Flickr a Day 358: ‘PopCorn Culture’

Go figure, I had planned to feature something more traditional for Christmas Eve but couldn’t resist self-titled “PopCorn Culture”, which J Mark Dodds captured eight years ago today using Fujifilm FinePix E900. Vitals: f/2.8, ISO 800, 1/4 sec, 7.2mm. The pic is a reminder about what matters — people, particularly those whom we are closely bounded, and major reason this series focuses (no pun, honestly!) more on them than the things.

“I’m a photographer with a lot of food and drink experience in restaurants, bars, clubs and pubs. The distractions of a life full of inescapable things gets in the way of taking and processing photographs—and I spend a lot of time with my boys who are becoming men”, he says. 

The pic also reminds how much digital camera tech has changed in 10 years. The E900 released in 2005, 800 is the maximum ISO, and the cutely composed image is quite noisy as result. Smartphones, , like the Samsung Galaxy S6 Edge featured on Day 353, can capture better low-light renders than most any digital compact of yore.

Our shooter is another reminder about what matters in another way, on this night that so many hold with Holy regard.
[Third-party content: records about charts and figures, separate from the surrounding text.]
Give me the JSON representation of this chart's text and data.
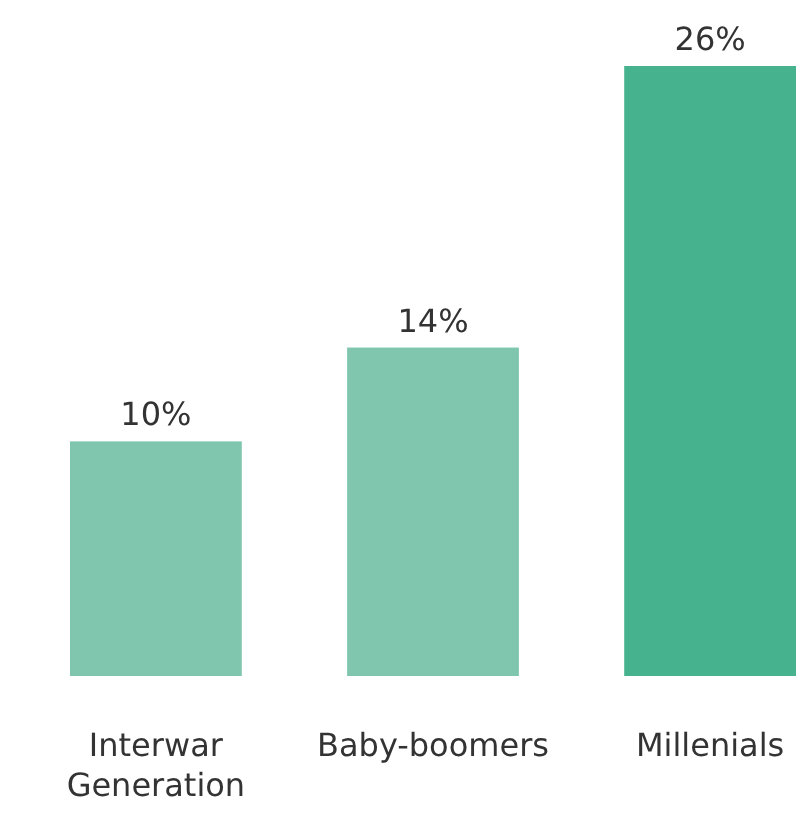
{
  "chart_data": {
    "type": "bar",
    "categories": [
      "Interwar Generation",
      "Baby-boomers",
      "Millenials"
    ],
    "values": [
      10,
      14,
      26
    ],
    "colors": [
      "#80c6ae",
      "#80c6ae",
      "#47b38e"
    ],
    "value_labels": [
      "10%",
      "14%",
      "26%"
    ],
    "tick_labels": "x"
  }
}
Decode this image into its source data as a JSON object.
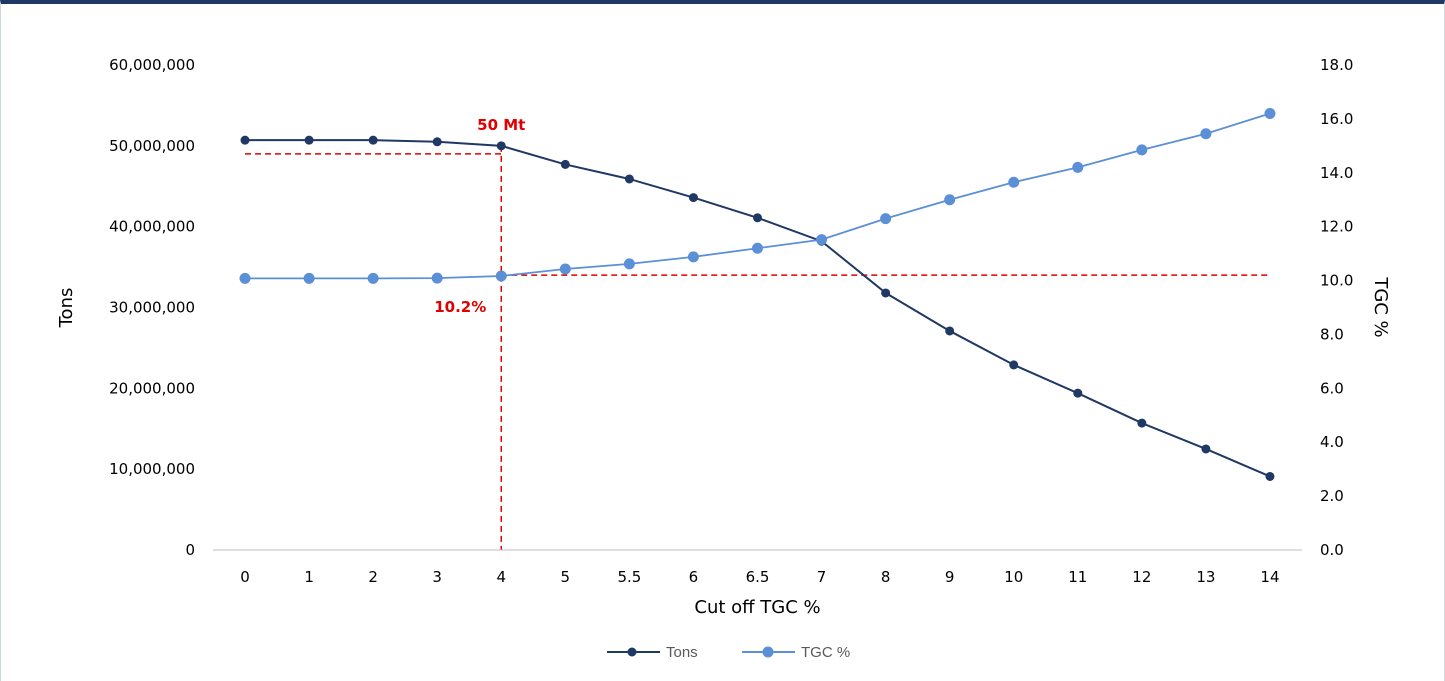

He has been homeless, after losing a pub he owned for 16 years in September 2011. He cofounded The People’s Pub Partnership, which  “proposition is to buy and invest in freehold pubs that have been run into the ground through decades of chronic neglect—hen to reinvigorate them to be attractive, vibrant, bustling community hubs that operate right at the heart of their communities. Each pub will meet all the expectations British people rightly have of our best traditional pubs but they will be comprehensively retrofitted so they run without using any fossil fuels”.

During times of hardship and hope, Mark kept shooting photos, even if uploading at slower pace. He says:

When I began taking pictures very few people took photography seriously. It was a thing which professionals did professionally and which amateurs used to record highdays and holidays without much consideration. Although I was rather unaware of this at the time, I realize now that I used photography as an aide-mémoire for the things I saw around me. A bit like an external hard drive really.

As I grew up taking pictures I began to like the notion that photography can be a sublime, almost nihilist, art form entirely accessible to anyone who can afford a snapshot camera. Ubiquitous. Casual. Throwaway. Valueless. Personal. Precious. Priceless. And at the same time it can be an incredibly powerful tool of communication on many different planes.